The design maintains an L-shaped layout at the southwest corner of the Mill Street/ Highway 160B intersection. One wing is two story and houses town offices. The other wing is one story and has office space to be leased to the county, and the marshal’s office with separate entrances.
The town board meeting room is at the corner of the L. Sitting at an angle between the board room and the two story wing is an entrance hall with doors facing the street and the parking lot on the back side of the building.
The two story wing is designed to accommodate a future two story expansion with 4,000 square feet on each floor. Architect Dennis Humphries presented the new design. Previous designs were criticized as too modernistic, not compatible with the historic downtown.
“We are very sensitive to the materials and the architecture in town,” Humphries said. He noted the Sears blocks used in the old town hall and Mill Street Drug Store, and the river rock wall in front of a house on Mill Street.
The new design has a low river rock wall on the street side, and river rock facing on the bottom part of the building. Above that is vertical wood siding, Humphries said. The town board meeting room has brick facing and a flat roof.
Humphries said he is still trying to get the building down to the 12,000 square feet as directed by the town. About 2,000 of that will be leased to the county. He said the design had been 13,000 square feet, and he has cut that to 12,500 square feet. Town employees were asked to reduce their office space requests.

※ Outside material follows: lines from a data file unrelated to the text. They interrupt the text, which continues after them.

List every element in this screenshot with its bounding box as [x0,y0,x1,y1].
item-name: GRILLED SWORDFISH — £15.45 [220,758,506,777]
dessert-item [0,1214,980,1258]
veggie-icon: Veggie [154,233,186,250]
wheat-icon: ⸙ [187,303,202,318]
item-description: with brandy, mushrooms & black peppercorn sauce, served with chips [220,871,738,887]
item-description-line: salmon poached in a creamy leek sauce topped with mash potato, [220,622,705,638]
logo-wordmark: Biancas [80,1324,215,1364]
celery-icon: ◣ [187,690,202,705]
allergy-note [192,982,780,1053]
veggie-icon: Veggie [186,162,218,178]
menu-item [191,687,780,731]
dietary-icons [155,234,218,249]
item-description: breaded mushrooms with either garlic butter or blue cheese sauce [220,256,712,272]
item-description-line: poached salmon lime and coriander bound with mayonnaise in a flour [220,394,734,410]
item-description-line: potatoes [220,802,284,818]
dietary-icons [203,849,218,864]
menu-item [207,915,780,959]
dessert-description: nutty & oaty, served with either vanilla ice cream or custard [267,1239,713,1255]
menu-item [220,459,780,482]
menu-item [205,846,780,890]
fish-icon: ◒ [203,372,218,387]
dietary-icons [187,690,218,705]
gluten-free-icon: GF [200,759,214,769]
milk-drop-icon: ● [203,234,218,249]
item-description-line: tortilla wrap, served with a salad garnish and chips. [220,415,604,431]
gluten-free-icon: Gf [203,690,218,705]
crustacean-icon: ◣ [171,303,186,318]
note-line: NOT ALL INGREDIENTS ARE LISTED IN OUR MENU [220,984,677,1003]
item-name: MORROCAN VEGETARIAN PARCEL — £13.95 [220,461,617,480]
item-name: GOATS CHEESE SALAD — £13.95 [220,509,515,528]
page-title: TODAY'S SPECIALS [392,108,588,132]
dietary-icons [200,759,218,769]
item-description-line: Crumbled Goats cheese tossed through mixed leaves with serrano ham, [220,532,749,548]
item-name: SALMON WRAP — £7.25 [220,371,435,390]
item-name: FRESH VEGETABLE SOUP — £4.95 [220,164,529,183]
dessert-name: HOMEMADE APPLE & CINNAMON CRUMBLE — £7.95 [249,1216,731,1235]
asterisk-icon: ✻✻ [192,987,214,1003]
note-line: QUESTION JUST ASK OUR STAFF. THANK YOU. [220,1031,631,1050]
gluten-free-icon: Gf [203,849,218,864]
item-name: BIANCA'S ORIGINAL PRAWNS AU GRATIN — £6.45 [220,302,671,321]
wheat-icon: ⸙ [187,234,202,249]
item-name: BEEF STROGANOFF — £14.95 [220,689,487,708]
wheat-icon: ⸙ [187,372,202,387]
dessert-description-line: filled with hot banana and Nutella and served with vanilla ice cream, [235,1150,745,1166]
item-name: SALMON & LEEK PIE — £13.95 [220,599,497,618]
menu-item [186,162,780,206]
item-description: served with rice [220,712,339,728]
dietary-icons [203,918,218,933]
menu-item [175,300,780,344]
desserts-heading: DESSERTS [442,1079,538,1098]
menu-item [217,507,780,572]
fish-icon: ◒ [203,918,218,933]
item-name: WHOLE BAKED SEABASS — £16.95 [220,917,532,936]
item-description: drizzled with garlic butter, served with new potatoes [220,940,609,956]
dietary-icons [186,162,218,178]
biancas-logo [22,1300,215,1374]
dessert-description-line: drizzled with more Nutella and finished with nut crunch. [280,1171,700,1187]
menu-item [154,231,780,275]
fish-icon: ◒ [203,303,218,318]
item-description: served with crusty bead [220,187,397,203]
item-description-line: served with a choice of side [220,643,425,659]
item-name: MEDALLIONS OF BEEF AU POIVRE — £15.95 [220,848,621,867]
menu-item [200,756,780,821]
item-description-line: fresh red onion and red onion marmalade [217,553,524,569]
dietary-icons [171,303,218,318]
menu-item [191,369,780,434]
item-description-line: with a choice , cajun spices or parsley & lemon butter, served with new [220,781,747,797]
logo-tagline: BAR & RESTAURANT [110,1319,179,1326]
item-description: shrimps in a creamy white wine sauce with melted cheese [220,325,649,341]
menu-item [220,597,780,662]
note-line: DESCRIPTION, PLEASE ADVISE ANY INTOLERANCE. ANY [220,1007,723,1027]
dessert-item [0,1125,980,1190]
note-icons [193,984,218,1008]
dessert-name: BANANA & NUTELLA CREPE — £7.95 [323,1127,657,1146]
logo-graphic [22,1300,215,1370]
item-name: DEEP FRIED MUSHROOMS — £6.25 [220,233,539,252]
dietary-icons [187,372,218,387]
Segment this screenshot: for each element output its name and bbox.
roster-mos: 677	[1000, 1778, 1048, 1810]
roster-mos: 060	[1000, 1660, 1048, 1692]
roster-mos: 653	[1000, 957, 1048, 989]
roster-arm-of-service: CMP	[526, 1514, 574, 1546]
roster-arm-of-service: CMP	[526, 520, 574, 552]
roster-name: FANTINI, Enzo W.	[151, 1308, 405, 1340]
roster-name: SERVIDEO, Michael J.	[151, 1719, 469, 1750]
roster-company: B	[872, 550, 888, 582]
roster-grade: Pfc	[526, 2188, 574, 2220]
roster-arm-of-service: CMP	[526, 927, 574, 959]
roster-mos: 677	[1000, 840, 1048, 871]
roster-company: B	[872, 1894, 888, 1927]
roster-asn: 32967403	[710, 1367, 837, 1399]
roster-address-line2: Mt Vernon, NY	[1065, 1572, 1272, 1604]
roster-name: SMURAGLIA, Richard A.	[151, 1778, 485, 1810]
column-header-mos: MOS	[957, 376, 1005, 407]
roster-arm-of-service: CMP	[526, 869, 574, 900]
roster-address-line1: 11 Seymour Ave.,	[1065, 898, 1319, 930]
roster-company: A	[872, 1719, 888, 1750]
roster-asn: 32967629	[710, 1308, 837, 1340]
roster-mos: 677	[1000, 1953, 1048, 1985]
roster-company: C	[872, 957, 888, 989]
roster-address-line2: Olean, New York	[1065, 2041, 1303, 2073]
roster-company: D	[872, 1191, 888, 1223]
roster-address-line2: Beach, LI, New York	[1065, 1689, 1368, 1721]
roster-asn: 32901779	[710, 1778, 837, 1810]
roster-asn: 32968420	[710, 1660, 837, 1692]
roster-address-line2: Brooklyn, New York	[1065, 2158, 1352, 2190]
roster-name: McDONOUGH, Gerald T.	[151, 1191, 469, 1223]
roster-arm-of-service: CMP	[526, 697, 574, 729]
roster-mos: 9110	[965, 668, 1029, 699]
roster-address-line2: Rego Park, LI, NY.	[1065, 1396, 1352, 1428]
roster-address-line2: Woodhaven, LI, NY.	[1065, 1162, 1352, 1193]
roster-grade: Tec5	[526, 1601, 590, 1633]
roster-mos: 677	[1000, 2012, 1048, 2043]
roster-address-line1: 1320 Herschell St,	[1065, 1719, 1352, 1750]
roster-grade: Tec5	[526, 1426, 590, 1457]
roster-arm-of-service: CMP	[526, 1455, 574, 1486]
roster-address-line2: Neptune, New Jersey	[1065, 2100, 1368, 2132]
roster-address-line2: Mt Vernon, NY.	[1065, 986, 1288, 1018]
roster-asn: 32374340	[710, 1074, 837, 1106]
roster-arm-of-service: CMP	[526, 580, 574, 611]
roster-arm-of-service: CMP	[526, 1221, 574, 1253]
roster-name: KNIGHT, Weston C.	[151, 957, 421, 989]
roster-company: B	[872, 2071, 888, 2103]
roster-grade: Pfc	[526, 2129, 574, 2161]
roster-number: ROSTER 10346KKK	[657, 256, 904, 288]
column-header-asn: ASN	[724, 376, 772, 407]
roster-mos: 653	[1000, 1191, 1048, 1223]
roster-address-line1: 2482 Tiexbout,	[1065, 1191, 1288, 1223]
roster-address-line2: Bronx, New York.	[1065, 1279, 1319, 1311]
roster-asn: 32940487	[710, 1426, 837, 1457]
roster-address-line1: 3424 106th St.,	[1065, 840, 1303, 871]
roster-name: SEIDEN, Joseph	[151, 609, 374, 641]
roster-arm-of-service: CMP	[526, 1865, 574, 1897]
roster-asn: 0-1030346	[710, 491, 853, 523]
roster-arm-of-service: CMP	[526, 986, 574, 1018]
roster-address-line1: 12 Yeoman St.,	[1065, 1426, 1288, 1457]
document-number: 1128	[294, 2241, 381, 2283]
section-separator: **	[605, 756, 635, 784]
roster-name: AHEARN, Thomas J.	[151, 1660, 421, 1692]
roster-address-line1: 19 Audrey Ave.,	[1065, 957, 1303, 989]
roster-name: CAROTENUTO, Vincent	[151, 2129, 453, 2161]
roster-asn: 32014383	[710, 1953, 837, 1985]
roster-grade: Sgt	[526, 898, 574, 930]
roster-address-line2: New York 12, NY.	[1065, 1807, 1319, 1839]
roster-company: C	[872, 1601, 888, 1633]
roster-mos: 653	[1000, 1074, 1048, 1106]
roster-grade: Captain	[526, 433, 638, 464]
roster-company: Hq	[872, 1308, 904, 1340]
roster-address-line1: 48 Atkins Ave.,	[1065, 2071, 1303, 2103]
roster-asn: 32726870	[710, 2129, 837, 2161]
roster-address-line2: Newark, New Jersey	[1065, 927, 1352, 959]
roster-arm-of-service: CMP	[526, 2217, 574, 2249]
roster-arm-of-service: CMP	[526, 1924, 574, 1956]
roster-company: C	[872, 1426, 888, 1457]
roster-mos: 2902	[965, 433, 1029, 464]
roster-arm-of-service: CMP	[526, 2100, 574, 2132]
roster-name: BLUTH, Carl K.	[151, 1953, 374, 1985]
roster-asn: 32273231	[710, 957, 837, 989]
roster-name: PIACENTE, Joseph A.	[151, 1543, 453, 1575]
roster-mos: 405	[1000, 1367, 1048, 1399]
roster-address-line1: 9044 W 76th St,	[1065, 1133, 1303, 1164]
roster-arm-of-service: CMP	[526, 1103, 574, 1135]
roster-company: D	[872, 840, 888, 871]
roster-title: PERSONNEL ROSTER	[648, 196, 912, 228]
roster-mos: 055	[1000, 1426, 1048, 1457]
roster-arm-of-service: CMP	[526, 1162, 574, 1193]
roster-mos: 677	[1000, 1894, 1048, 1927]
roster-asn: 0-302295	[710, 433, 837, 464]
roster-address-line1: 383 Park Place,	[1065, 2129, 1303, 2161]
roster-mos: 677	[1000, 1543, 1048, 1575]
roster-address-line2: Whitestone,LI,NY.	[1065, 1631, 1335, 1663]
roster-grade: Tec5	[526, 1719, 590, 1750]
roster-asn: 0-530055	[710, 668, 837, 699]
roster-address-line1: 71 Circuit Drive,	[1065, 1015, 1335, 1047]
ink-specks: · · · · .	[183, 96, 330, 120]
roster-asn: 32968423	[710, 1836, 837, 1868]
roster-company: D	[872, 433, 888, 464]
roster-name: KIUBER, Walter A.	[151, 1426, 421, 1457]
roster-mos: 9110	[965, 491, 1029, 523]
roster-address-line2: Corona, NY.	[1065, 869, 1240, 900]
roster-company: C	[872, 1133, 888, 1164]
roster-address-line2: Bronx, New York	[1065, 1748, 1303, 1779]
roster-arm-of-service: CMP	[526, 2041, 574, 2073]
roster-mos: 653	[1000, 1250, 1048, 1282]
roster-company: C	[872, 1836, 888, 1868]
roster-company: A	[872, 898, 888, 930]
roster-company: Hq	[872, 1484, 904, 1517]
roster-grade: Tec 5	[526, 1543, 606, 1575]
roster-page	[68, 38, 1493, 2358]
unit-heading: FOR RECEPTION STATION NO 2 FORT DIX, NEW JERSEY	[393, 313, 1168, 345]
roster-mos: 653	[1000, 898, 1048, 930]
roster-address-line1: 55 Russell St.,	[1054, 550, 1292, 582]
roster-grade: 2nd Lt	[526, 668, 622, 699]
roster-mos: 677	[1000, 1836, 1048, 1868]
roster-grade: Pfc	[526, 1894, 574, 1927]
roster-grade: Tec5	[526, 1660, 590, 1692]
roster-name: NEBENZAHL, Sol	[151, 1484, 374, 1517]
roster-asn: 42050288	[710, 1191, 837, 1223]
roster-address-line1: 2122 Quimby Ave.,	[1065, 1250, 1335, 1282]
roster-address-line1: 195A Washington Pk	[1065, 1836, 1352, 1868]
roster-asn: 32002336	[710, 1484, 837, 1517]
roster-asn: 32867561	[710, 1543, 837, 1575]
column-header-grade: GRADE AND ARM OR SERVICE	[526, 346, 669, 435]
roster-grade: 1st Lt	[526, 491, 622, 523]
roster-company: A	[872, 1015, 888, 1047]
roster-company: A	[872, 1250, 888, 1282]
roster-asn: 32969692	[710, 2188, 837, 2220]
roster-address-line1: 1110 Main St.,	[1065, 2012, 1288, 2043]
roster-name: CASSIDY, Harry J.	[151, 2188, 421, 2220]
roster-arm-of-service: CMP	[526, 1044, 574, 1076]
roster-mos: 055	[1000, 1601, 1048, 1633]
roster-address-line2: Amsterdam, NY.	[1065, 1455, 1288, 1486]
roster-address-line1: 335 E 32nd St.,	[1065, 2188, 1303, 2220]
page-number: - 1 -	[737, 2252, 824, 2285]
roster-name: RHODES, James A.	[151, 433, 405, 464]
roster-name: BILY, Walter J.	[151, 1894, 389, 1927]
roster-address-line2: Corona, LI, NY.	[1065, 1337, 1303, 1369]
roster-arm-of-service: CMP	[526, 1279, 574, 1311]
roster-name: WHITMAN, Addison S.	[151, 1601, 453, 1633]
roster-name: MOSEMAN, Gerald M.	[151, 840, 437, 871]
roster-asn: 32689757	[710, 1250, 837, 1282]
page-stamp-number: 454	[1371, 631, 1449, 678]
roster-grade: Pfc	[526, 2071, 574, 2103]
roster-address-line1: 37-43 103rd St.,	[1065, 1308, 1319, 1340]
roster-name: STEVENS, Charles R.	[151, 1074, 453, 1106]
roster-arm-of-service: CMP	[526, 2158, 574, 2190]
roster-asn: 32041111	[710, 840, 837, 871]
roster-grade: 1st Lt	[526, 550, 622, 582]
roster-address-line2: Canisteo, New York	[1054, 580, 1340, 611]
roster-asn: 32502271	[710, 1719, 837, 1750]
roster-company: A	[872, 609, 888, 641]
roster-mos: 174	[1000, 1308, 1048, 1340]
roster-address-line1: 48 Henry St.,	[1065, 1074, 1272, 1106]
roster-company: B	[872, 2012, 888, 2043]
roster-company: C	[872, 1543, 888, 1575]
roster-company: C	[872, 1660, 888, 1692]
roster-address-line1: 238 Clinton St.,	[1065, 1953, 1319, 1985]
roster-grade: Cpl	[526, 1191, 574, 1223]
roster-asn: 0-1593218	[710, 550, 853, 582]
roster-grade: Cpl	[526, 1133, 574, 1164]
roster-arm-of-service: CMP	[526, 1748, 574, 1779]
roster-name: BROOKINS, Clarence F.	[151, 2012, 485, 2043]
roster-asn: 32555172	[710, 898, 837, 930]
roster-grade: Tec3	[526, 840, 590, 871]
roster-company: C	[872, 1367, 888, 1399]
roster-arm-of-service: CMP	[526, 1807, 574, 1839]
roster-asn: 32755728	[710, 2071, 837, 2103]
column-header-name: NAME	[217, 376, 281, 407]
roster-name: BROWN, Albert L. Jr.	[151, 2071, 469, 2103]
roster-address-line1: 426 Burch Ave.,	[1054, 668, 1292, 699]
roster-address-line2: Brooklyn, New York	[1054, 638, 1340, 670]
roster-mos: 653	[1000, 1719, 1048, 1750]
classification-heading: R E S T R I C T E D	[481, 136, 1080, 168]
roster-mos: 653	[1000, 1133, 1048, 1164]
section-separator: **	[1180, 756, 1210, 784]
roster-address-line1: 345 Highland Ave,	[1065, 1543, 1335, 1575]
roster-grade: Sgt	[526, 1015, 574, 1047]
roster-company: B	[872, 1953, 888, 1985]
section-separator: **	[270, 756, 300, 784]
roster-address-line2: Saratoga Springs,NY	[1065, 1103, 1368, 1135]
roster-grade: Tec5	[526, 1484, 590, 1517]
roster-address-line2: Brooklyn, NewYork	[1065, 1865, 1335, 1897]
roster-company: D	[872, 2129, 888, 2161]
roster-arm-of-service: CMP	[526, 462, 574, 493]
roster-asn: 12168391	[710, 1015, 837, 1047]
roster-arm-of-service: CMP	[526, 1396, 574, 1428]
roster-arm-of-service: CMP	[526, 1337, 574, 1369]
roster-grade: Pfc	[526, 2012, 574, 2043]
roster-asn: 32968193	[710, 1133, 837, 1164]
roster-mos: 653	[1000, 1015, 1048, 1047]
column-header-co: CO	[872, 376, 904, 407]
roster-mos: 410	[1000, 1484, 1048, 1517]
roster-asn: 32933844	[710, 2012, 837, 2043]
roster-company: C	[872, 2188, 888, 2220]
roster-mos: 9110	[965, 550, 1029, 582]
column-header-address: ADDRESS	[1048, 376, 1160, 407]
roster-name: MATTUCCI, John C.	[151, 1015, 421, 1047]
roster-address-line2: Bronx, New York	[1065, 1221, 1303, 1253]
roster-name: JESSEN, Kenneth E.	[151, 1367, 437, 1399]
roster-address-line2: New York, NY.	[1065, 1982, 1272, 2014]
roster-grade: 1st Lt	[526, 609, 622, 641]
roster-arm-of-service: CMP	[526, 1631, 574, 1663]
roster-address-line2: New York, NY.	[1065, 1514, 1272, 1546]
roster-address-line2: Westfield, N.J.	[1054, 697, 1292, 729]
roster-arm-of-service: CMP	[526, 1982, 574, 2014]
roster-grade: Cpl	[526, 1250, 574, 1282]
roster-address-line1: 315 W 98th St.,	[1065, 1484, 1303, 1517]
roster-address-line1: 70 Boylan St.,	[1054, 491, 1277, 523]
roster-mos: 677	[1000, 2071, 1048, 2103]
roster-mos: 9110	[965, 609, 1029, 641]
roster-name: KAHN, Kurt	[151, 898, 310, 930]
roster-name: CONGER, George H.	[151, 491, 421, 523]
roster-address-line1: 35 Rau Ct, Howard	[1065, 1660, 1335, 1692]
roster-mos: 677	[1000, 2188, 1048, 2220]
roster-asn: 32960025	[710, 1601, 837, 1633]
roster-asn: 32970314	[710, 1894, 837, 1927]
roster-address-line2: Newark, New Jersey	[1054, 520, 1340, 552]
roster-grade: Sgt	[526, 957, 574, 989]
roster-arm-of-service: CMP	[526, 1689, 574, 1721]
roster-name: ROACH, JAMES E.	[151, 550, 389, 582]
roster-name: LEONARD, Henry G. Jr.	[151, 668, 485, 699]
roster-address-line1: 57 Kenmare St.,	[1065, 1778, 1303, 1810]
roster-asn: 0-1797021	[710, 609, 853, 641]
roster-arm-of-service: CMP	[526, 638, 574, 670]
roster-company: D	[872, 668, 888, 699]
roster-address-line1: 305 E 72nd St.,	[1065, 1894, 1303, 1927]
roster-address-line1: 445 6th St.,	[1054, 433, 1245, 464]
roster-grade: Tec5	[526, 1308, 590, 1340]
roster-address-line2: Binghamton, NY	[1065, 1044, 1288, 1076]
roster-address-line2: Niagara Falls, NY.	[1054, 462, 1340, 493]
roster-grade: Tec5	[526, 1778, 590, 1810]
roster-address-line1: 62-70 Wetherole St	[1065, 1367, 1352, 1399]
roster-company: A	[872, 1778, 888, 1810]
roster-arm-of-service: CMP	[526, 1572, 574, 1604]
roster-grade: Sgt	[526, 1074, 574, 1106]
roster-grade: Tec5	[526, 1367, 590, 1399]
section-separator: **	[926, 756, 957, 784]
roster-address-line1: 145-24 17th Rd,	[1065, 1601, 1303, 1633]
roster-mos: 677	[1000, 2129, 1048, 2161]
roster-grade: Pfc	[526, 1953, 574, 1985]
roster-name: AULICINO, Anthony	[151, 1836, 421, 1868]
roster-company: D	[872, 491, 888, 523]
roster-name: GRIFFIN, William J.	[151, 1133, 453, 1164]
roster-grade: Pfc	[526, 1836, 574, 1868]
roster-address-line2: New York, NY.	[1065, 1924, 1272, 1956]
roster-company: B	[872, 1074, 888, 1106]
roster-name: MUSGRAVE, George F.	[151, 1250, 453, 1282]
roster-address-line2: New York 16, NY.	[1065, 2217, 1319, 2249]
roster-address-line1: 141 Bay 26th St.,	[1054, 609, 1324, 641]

He advised that cutting another 500 square feet might not make much difference in the total cost. “Because of the small area, we have to make some hard decisions of who is up (on the second floor) and who is down,” Humphries said. The current layout has the town manager, two conference rooms, a maintenance room and a staff break room upstairs.
Trustee Daryl Yost questioned the total number of conference rooms in the plan. “You can’t have enough conference rooms,” trustee Rick Smith responded.
An audience member questioned the plan’s energy efficiency, including the sun to help heat the building in winter.
“It won’t be LEAD certified, but we’ll follow those guidelines as much as possible,” Humphries said. With a building like this, keeping it cool is usually a bigger energy demand than heating it, he said.
The layout has offices on the outside walls, with windows that can be opened for ventilation, he said. The idea is to use natural ventilation to reduce air conditioning costs. Yost said of the design, “It’s coming along pretty good.”
Smith told Humphries, “You incorporated our ideas really well.”